From Socialist Voice, October 2007

Paisley under pressure

The decision by Ian Paisley not to stand again as Moderator of the Free Presbyterian Church but to retire when the election for the new Moderator takes place is an indication that all is not well between the DUP and the church.
     The Free Presbyterian Church was founded by Paisley himself more than fifty years ago and was the backbone both of the DUP and of Paisley’s power within the DUP. Paisley has chosen to jump rather than be pushed and face the humiliation of a candidate standing against him for leadership of his own church and quite possibly winning.
     Paisley’s church had its power base mostly in rural communities as well as some towns throughout the North. He built his church and his party on saying No to everything: no power-sharing with republicans, no ecumenism, no Popery—no anything that smacked of compromise to his politics or religion. Today Paisley is in government with the arch-enemy, Sinn Féin, and the strains are beginning to tell.
     The recent debate in the Assembly on the devolution of taxation powers to the Assembly and Executive opens up a possibility for progressive forces and in particular the trade union movement. Sinn Féin’s proposal that the power to decide and have control over taxes be devolved from London to the Executive had the support of the SDLP and the Alliance Party, while the DUP and UUP opposed it, on the grounds that it would give Sinn Féin an opportunity to implement its “Marxist” policies.
     Following a decision by the Minister for the Environment, Arlene Foster (DUP), to favour a proposal by a private developer to build a visitors’ centre at the Giant’s Causeway, it has emerged that the successful applicant, Seymour Sweeney, is a member of the minister’s party. He confirmed that he is a member of the DUP but claimed he had never met or lobbied the minister in relation to building this important infrastructural project.
     The minister made her decision to favour private development over an alternative proposal for building a publicly funded complex on this world heritage site.

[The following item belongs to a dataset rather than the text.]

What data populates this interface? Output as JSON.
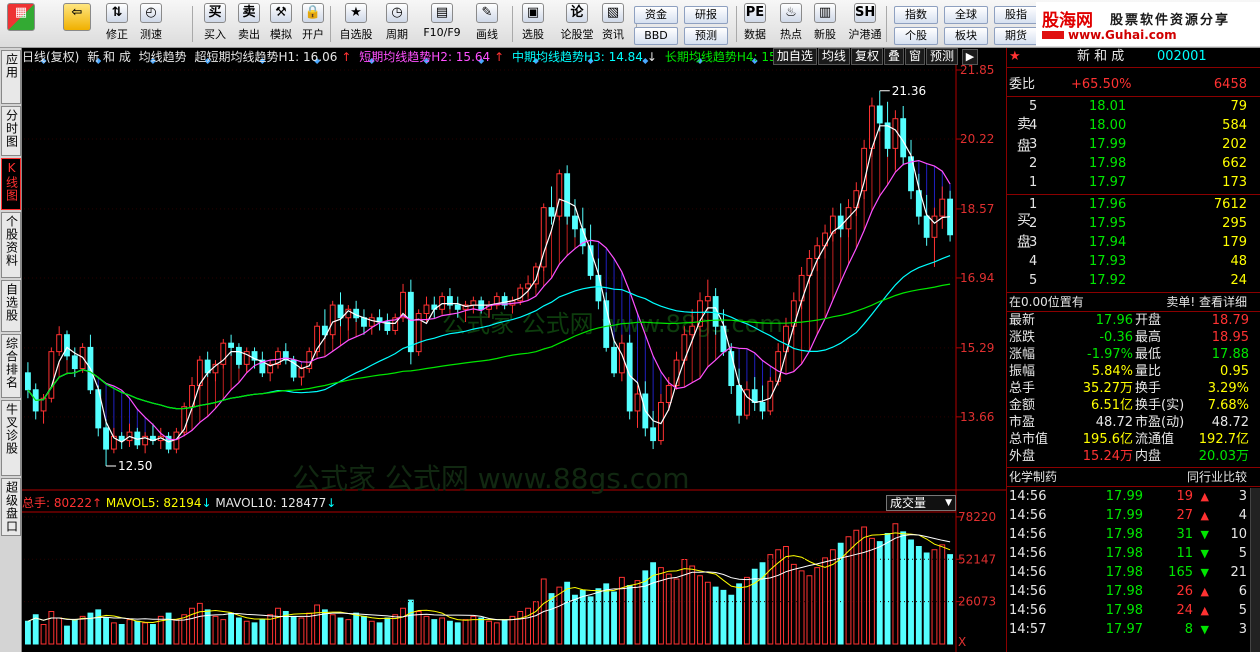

Her decision caused the unionist-dominated Coleraine Borough Council to unanimously support a motion in early September calling for the planned visitors’ centre to be kept in public ownership.
     Unionism, and in particular the DUP, which has a strong base in the Protestant section of the working class, is vulnerable on the issue of taxation and cronyism, which provides an opportunity to push for greater fiscal control being devolved to the Assembly. The demand for more fiscal powers would strike a chord with the DUP’s popular base and has the potential to develop contradictions between working-class Protestants and those who claim to represent them.